経団連が裁量労働制を拡大しようと画策

統一教会との一体化問題やら政治資金の虚偽記載、軍事費の増額など、政治の世界は話題に事欠きませんが、その裏でこっそり、経団連は裁量労働制を拡大しようとしています。

厚生労働省で、裁量労働制の対象拡大に向けた議論が大詰めを迎えている。29日に開かれた厚労相の諮問機関、労働政策審議会の分科会では、経団連が対象の拡大を求める一方、長時間労働につながりかねないと連合は反発している。

裁量労働制は危険な制度

裁量労働制は、労働時間が長くても短くても、実際に働いた時間に関係なく、契約した労働時間分を働いたことにする制度です。
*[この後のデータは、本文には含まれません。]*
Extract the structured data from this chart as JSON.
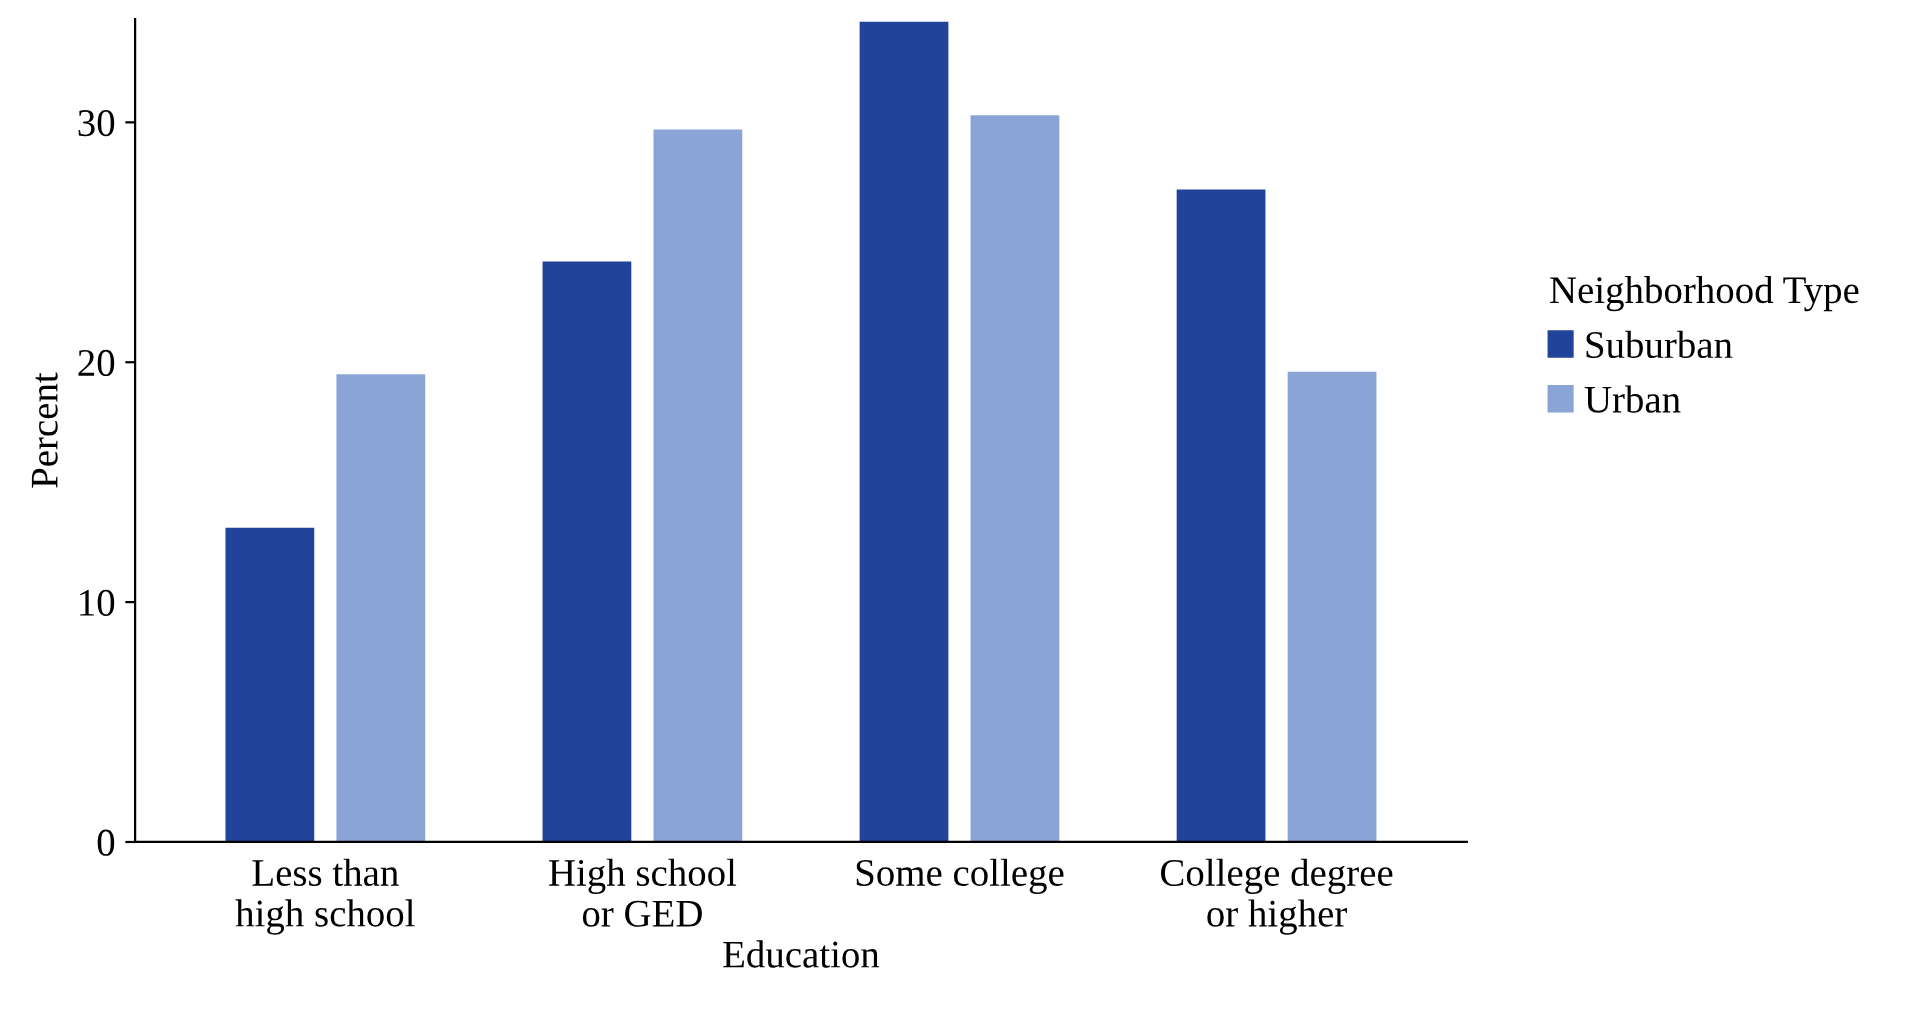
{
  "chart_data": {
    "type": "bar",
    "xlabel": "Education",
    "ylabel": "Percent",
    "legend_title": "Neighborhood Type",
    "categories": [
      "Less than\nhigh school",
      "High school\nor GED",
      "Some college",
      "College degree\nor higher"
    ],
    "series": [
      {
        "name": "Suburban",
        "color": "#21439a",
        "values": [
          13.1,
          24.2,
          34.2,
          27.2
        ]
      },
      {
        "name": "Urban",
        "color": "#8aa4d5",
        "values": [
          19.5,
          29.7,
          30.3,
          19.6
        ]
      }
    ],
    "ylim": [
      0,
      34.3
    ],
    "yticks": [
      0,
      10,
      20,
      30
    ],
    "grid": false,
    "legend": "right"
  }
}
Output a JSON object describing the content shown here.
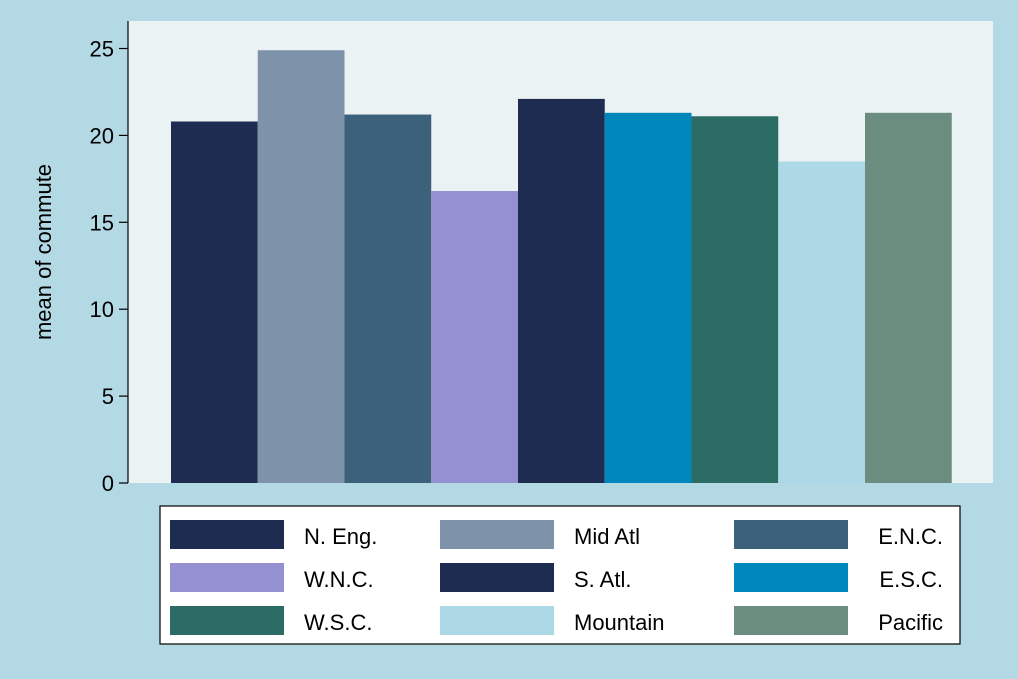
{
  "chart_data": {
    "type": "bar",
    "ylabel": "mean of commute",
    "xlabel": "",
    "ylim": [
      0,
      25
    ],
    "yticks": [
      0,
      5,
      10,
      15,
      20,
      25
    ],
    "grid": false,
    "legend_position": "bottom",
    "series": [
      {
        "name": "N. Eng.",
        "value": 20.8,
        "color": "#1e2c52"
      },
      {
        "name": "Mid Atl",
        "value": 24.9,
        "color": "#7e93a9"
      },
      {
        "name": "E.N.C.",
        "value": 21.2,
        "color": "#3c617b"
      },
      {
        "name": "W.N.C.",
        "value": 16.8,
        "color": "#9590d2"
      },
      {
        "name": "S. Atl.",
        "value": 22.1,
        "color": "#1e2c52"
      },
      {
        "name": "E.S.C.",
        "value": 21.3,
        "color": "#0088bd"
      },
      {
        "name": "W.S.C.",
        "value": 21.1,
        "color": "#2b6c64"
      },
      {
        "name": "Mountain",
        "value": 18.5,
        "color": "#add9e6"
      },
      {
        "name": "Pacific",
        "value": 21.3,
        "color": "#6b8d80"
      }
    ]
  }
}
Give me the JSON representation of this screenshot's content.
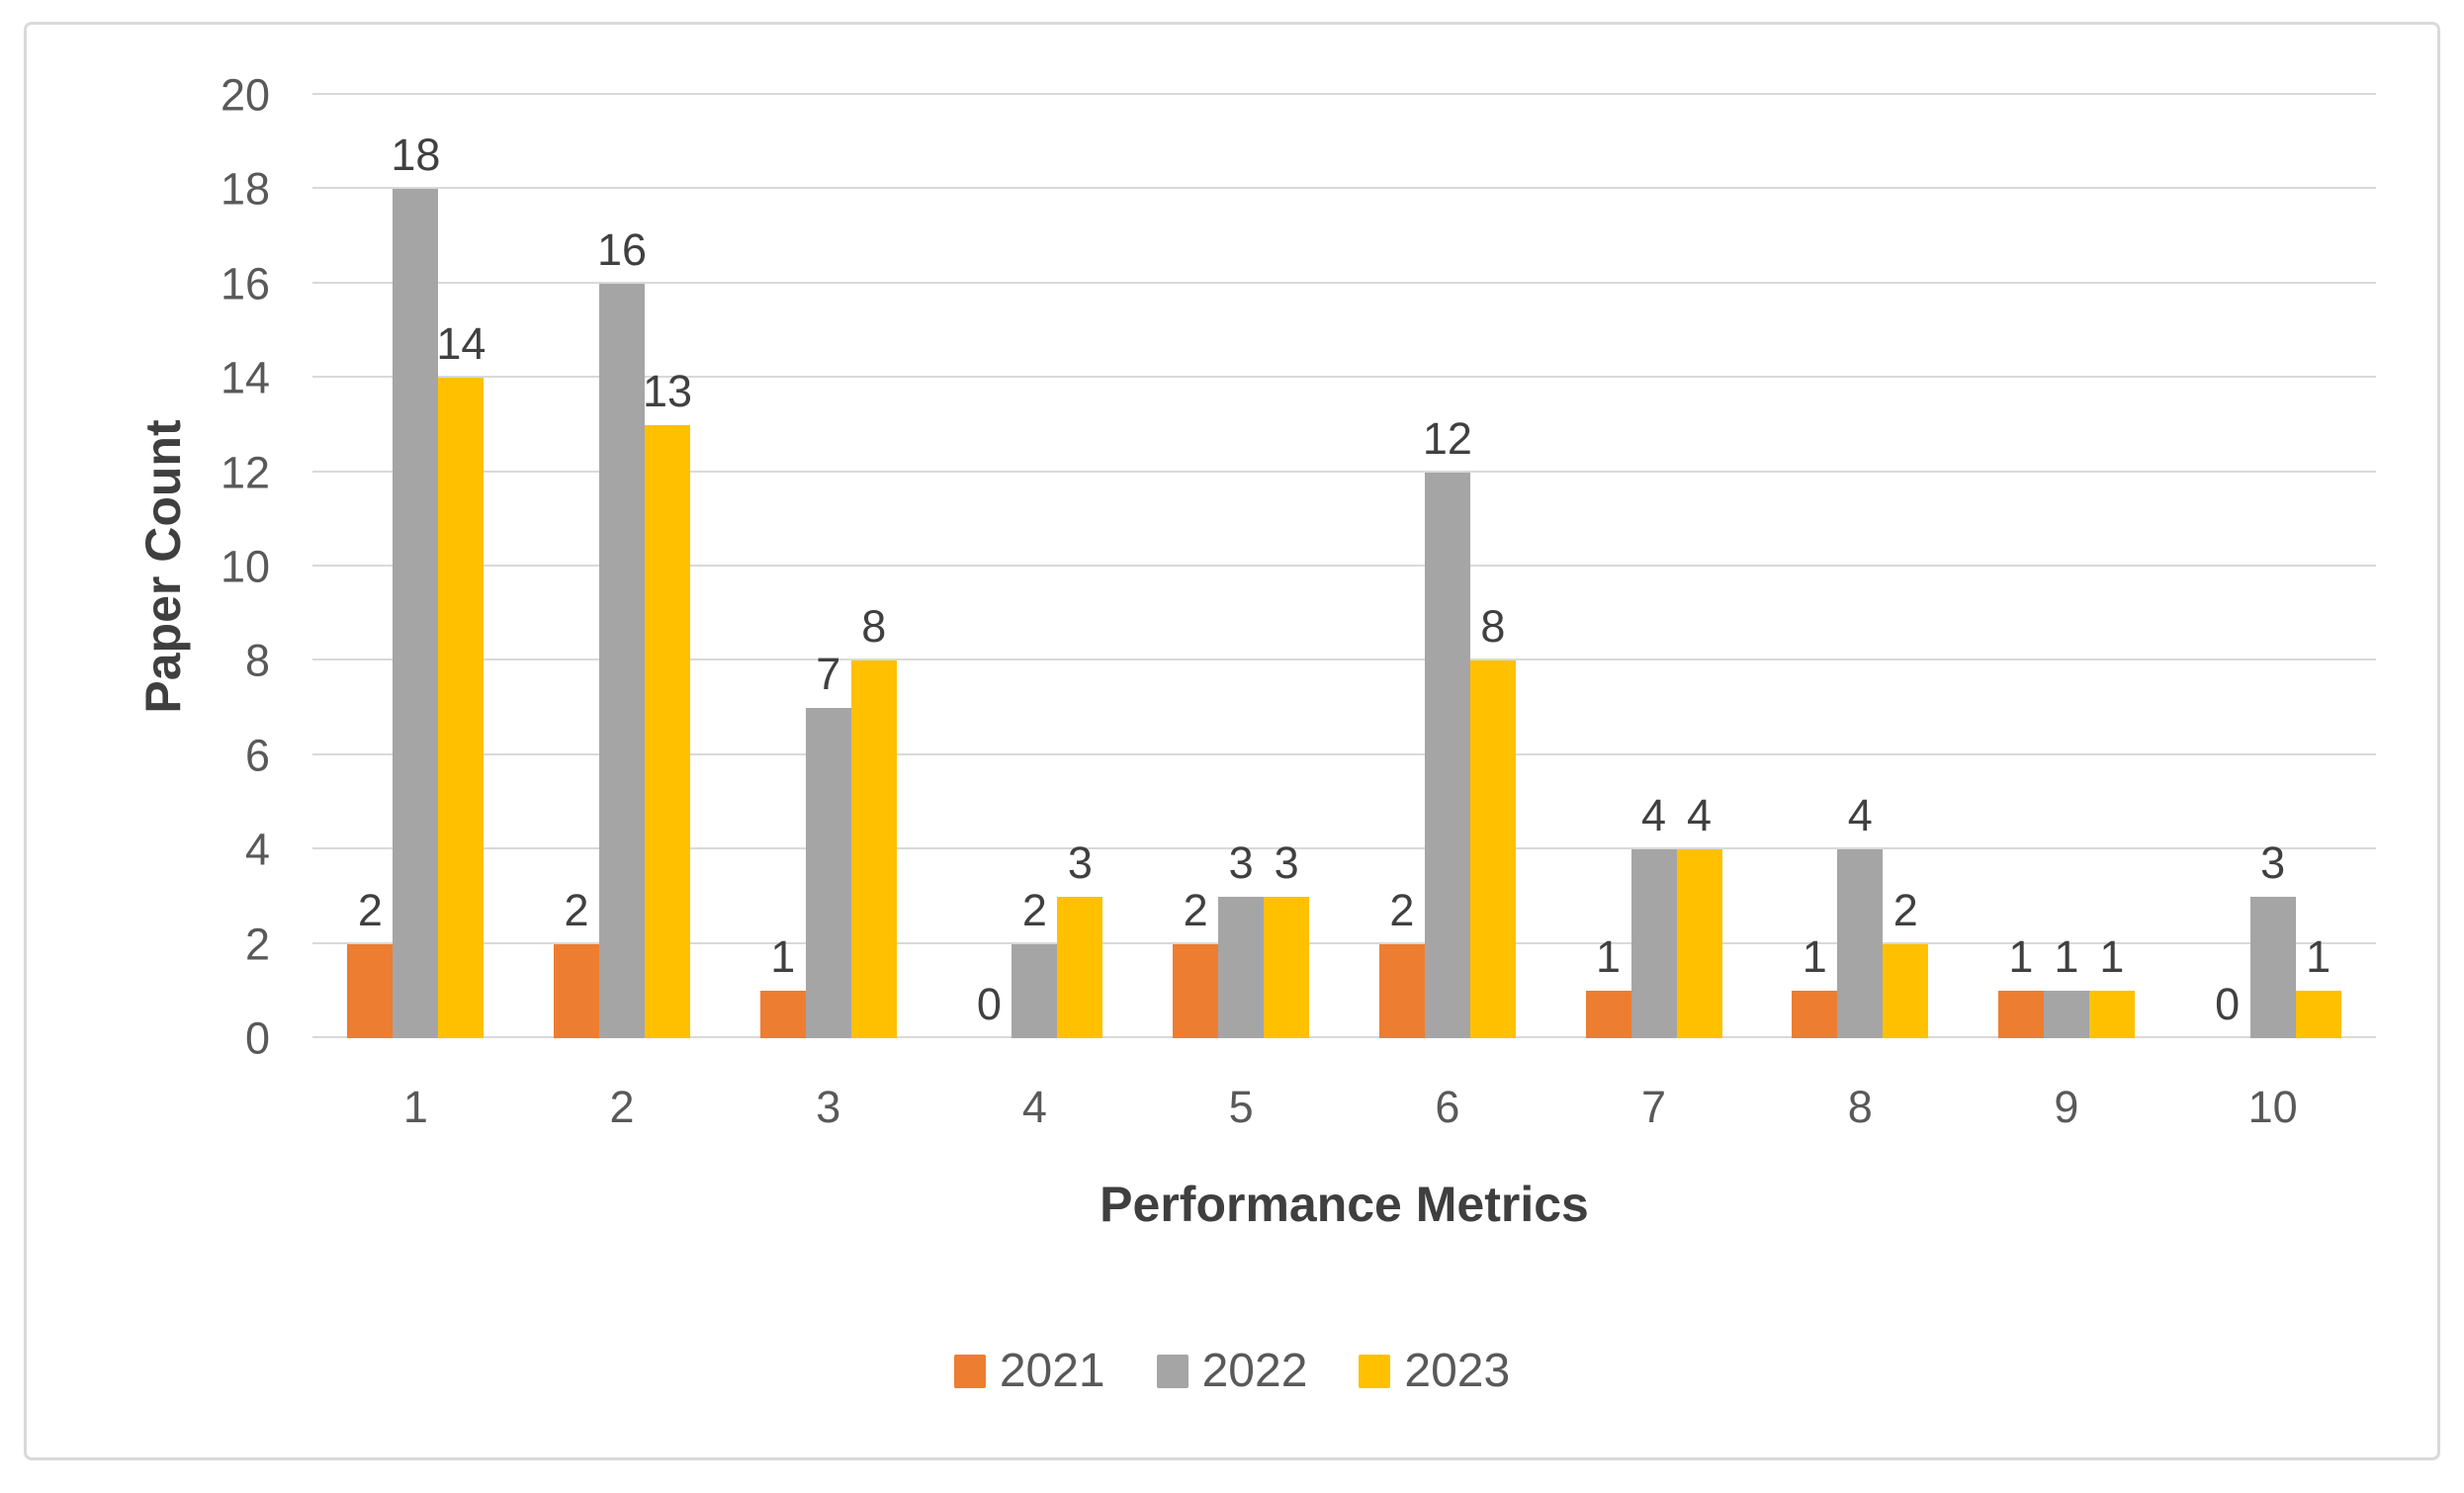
{
  "chart_data": {
    "type": "bar",
    "title": "",
    "xlabel": "Performance Metrics",
    "ylabel": "Paper Count",
    "categories": [
      "1",
      "2",
      "3",
      "4",
      "5",
      "6",
      "7",
      "8",
      "9",
      "10"
    ],
    "series": [
      {
        "name": "2021",
        "color": "#ED7D31",
        "values": [
          2,
          2,
          1,
          0,
          2,
          2,
          1,
          1,
          1,
          0
        ]
      },
      {
        "name": "2022",
        "color": "#A5A5A5",
        "values": [
          18,
          16,
          7,
          2,
          3,
          12,
          4,
          4,
          1,
          3
        ]
      },
      {
        "name": "2023",
        "color": "#FFC000",
        "values": [
          14,
          13,
          8,
          3,
          3,
          8,
          4,
          2,
          1,
          1
        ]
      }
    ],
    "ylim": [
      0,
      20
    ],
    "y_ticks": [
      "0",
      "2",
      "4",
      "6",
      "8",
      "10",
      "12",
      "14",
      "16",
      "18",
      "20"
    ],
    "grid": true,
    "data_labels": true,
    "legend_position": "bottom"
  },
  "style": {
    "frame_border_color": "#d9d9d9",
    "gridline_color": "#d9d9d9",
    "axis_text_color": "#595959",
    "data_label_color": "#404040",
    "title_text_color": "#3f3f3f",
    "background": "#ffffff"
  }
}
労働時間の管理は、使用者の責任で行われるものですが、裁量労働制になると、実際上、労働者が労働時間を管理しなくてはなりません。経営側は、「仕事ぶりを成果で測ることができる」と言いふらしていますが、労働者は成果を求められるので、業務を短時間で切り上げられるわけもなく、自ずと長時間労働になります。

使用者側が、労働者のことを考えるわけがありません。当然、労働者側は、裁量労働制の拡大に反対です。

もしかしたら、「私の仕事ぶりを正しく評価してもらいたいから、労働時間についての裁量がほしい」という労働者がいるかもしれません。ですが、それは違います。

経営者側もこう言っています。

29日の分科会では、経済界選出の委員が「労働時間と成果が必ずしも比例しない業務に適した仕組み。能力発揮の有力なツールになる」と拡大を求めた。

賃金体系は、最低賃金法を守ればどのような形でも作れます。成果がゼロならば最低賃金のみで、大きな成果が出れば数百万円ということでもかまいません。

労働時間の管理は、賃金支払いの基本であるばかりでなく、労働者の健康管理の基礎となります。使用者は、いつも残業代を払いたくない、過労死したときの責任を取りたくないと考えています。そうした背景があることを頭に入れておけば、彼らの言葉の真意を読み取れるでしょう。